There are numerous helpful issues you are able to do with a Raspberry Pi Pico (opens in new tab), as our itemizing of the most effective Raspberry Pi Initiatives (opens in new tab) underlines. Nevertheless, right here’s one we admit we’d by no means considered: detecting radiation. Physicist Matthias Rosezky, AKA Nuclear Phoenix (opens in new tab), whose work has additionally been lined by Hackaday (opens in new tab), has written up an in depth account of constructing a DIY gamma-ray spectrometer in IEEE Spectrum (opens in new tab).
The gadget acts a little bit like a Geiger counter however is extra delicate and may determine the precise mixture of isotopes that makes the detector click on. Rosezky described the Pico because the ‘pure alternative’ for a microcontroller when creating this undertaking. He bought a small sodium iodine crystal from eBay for $40 and mixed it with a silicon photomultiplier. All this was related to a provider board, into which the Pi Pico was inserted. A gamma ray produces an electron with proportional power within the crystal, which excites the atoms because it strikes by the construction. This causes photons – mild – to be emitted, and by counting the photons, you may know the power of the gamma ray.
Often known as the Open Gamma Detector (opens in new tab), the intention behind the undertaking is to maintain the value down, because the units can price over $1,000 if bought from a lab provider. Measuring simply 6cm x 6cm (2.3in sq.), the customized detector PCB makes up many of the gadget’s space, because the Pico itself slots into it.
The photons that come out of the crystal are amplified and measured by a photomultiplier, which releases a voltage. That is then elevated to a detectable degree utilizing a non-inverting operational amplifier, which is picked up by a peak detector and pulse discriminator related to the microcontroller. Any detections are despatched to a recording voice over USB and can even make an audible CLICK sound as a warning. No exterior sound {hardware} is required.
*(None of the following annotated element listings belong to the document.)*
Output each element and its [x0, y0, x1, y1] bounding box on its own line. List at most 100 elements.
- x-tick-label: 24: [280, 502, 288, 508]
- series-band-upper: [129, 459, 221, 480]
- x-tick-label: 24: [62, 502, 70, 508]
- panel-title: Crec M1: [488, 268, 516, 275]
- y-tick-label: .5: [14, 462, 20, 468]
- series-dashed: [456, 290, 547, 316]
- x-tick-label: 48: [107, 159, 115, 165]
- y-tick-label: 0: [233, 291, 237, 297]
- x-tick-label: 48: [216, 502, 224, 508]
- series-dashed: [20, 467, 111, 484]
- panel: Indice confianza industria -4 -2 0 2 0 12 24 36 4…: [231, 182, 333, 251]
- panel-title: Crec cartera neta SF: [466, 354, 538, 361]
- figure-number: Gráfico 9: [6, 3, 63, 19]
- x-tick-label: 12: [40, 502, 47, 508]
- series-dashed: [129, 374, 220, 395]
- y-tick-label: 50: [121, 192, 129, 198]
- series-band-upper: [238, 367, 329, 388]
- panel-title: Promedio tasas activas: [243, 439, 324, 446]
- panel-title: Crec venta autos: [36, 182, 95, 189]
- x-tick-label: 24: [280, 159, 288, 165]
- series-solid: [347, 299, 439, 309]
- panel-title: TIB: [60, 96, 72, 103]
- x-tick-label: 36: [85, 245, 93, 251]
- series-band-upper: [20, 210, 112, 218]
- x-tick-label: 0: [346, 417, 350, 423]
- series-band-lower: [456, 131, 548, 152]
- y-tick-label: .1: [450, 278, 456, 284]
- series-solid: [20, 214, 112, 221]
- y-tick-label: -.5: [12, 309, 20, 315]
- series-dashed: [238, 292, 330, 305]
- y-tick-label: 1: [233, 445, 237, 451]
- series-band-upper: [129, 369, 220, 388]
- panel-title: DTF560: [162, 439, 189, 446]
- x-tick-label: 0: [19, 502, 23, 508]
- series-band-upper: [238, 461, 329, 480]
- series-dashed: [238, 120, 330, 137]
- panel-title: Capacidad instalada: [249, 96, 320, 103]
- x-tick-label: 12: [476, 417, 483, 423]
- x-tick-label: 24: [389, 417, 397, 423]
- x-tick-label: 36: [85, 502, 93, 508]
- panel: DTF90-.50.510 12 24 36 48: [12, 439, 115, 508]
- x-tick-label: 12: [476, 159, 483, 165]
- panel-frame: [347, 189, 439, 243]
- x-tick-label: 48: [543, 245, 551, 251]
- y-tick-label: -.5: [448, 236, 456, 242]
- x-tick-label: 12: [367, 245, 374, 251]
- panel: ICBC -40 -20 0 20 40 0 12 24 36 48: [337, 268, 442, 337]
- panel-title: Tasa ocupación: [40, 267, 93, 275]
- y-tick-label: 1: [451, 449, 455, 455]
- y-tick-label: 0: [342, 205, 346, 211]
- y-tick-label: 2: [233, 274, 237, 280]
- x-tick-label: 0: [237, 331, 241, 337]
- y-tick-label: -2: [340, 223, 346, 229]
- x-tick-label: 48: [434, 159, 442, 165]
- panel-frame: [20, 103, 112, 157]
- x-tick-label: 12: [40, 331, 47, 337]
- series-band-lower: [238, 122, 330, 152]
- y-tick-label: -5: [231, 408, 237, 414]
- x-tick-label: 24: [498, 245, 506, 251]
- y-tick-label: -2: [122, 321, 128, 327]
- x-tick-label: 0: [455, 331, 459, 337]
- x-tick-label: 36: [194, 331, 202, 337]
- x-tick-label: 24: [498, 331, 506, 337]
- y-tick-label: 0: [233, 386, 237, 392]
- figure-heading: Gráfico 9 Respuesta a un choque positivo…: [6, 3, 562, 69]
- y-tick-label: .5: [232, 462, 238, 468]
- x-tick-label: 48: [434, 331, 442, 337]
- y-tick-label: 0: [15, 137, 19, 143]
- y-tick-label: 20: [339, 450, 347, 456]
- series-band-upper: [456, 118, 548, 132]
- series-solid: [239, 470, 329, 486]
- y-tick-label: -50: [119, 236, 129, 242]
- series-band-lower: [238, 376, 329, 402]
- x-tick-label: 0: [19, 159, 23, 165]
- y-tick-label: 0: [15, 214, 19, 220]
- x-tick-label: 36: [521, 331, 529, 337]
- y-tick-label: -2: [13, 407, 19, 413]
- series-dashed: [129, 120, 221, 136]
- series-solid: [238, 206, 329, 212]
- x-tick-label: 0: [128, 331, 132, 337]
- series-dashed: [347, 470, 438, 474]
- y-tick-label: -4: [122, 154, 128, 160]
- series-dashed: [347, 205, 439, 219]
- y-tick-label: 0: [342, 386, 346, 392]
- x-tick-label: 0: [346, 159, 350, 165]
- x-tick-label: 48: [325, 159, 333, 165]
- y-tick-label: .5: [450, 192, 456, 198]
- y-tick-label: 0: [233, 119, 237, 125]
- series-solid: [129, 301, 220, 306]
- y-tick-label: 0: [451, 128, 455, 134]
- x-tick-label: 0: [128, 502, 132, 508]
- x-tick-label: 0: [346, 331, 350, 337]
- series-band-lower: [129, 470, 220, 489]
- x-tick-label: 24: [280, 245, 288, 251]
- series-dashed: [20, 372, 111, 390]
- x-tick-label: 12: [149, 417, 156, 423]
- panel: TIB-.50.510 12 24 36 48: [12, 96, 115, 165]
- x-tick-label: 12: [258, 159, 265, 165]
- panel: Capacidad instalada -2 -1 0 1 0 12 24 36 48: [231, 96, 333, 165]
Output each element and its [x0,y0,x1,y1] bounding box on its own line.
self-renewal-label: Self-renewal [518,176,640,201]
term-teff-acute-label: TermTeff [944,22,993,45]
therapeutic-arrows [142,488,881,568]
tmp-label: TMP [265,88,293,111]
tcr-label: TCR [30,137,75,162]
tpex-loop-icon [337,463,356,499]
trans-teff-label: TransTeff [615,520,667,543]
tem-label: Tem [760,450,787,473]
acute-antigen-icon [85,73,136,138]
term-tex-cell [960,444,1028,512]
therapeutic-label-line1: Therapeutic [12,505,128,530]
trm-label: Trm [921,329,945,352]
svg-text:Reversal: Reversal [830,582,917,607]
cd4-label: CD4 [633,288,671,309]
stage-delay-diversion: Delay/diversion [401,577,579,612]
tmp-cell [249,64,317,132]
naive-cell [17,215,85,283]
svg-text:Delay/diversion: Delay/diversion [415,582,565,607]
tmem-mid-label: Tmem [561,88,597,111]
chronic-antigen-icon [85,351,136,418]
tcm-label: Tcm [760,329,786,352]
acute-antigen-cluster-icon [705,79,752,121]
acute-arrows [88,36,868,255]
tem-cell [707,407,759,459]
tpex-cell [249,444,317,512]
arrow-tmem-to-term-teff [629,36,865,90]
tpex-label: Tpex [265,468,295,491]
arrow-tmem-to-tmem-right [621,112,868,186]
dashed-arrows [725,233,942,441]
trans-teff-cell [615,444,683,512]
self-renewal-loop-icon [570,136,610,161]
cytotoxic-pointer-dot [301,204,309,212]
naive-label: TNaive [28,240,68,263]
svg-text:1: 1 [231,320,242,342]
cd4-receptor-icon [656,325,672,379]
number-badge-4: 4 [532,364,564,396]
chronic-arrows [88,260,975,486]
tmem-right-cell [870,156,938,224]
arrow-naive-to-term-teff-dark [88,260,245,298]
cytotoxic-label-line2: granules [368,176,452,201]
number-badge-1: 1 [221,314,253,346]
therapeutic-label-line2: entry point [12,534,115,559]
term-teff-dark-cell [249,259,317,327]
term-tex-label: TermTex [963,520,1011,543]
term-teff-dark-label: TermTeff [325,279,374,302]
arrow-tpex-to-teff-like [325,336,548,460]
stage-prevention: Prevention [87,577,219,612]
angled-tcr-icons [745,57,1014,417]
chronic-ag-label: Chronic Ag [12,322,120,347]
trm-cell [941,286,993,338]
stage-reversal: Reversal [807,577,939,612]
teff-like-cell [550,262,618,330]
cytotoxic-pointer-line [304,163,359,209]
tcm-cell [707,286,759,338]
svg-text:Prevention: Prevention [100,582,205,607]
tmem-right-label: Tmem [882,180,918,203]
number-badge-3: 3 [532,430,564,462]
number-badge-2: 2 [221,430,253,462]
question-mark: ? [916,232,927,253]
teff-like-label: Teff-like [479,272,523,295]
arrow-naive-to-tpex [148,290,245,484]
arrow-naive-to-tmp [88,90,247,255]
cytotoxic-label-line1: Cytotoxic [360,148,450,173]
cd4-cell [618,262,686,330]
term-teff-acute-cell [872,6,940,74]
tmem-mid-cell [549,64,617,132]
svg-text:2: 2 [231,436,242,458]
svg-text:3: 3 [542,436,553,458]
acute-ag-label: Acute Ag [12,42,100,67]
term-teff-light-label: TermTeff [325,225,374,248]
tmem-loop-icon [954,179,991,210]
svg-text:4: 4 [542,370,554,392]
Programming comes through the Arduino IDE. Rosezky wrote his personal library to calibrate the detector, and all code, in addition to specs for the provider board, can be found on GitHub (opens in new tab), together with a pattern internet app that plots spectra.
One notable situation with the Pico is a differential non-linearity error, imagined to be one thing to do with the board’s capacitors, that results in 4 (out of 4,096) enter channels being rather more delicate than the remaining. Rosezky makes use of the easy answer of discarding the indicators from these channels in order to not have spikes that skew the readings and hopes it should get fastened in {hardware} quickly.